Thomas Doss drew the inspiration for this fanfare from a mountain hike in the Salzkammergut.  A powerful fanfare reveals enthusiasm and triumph.  It is an exciting feeling and gives boundless freedom to look down into the depth from high up, and to have a view of the whole landscape.  The main melodic theme represents this feeling of vastness one can experience by just one glance at the distance.

 

Perthshire Majesty

Perthshire Majesty, a Scottish ballad for wind band, was written for the composer’s friends in the Tara Winds of Atlanta, Georgia; conducted by Dr. David Gregory, President of the National Band Association.  Dr. Gregory’s ancestry leads back to County Perthshire in Scotland, which accounts for the lush, Scottish feel of the piece.

 

The Hounds of Spring

This piece is based upon the following poem, which is a recreation in modern English verse of an ancient Greek tragedy.  The poem appeared in print in 1865, and made the poet an overnight success.

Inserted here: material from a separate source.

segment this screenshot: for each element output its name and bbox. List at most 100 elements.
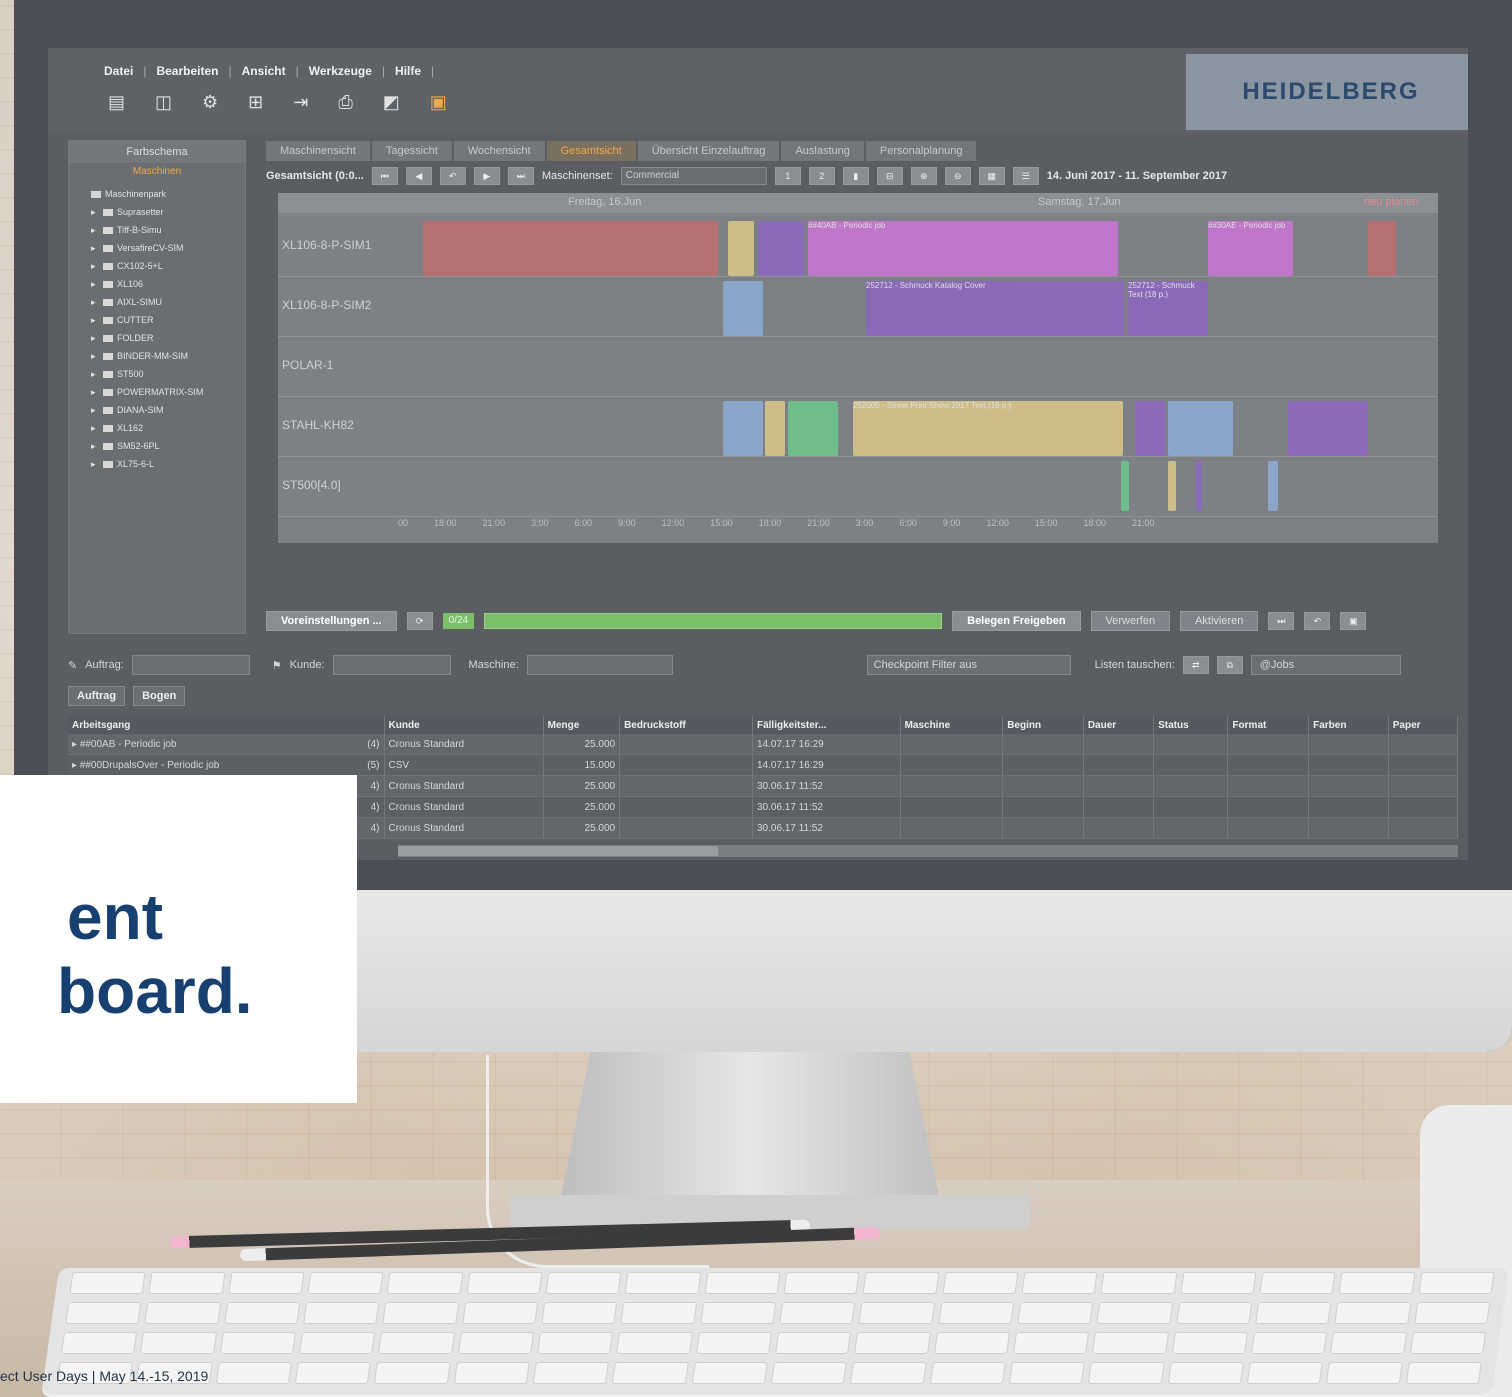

 When the hounds of spring are on winter’s traces,
            The mother of month in meadow or plain
Fills the shadows and windy places
                With lisp of leaves and ripple of rain

And soft as lips that laugh and hide
            The laughing leaves of the trees divide,
And screen from seeing and leave in sight
            The god pursuing, the maiden hid.

 

Algernon Charles Swinburne,
           
Atlanta in Calydon

 

The Stars and Stripes Forever

This is the official march of the United States of America.  Sousa believed that the piece was divinely inspired.  It came to him as he sailed home from vacationing in Europe after learning of his manager’s death.  When he reached shore, he wrote “down the measures that my brain-band had been playing for me, and not a note of it has ever been changed.”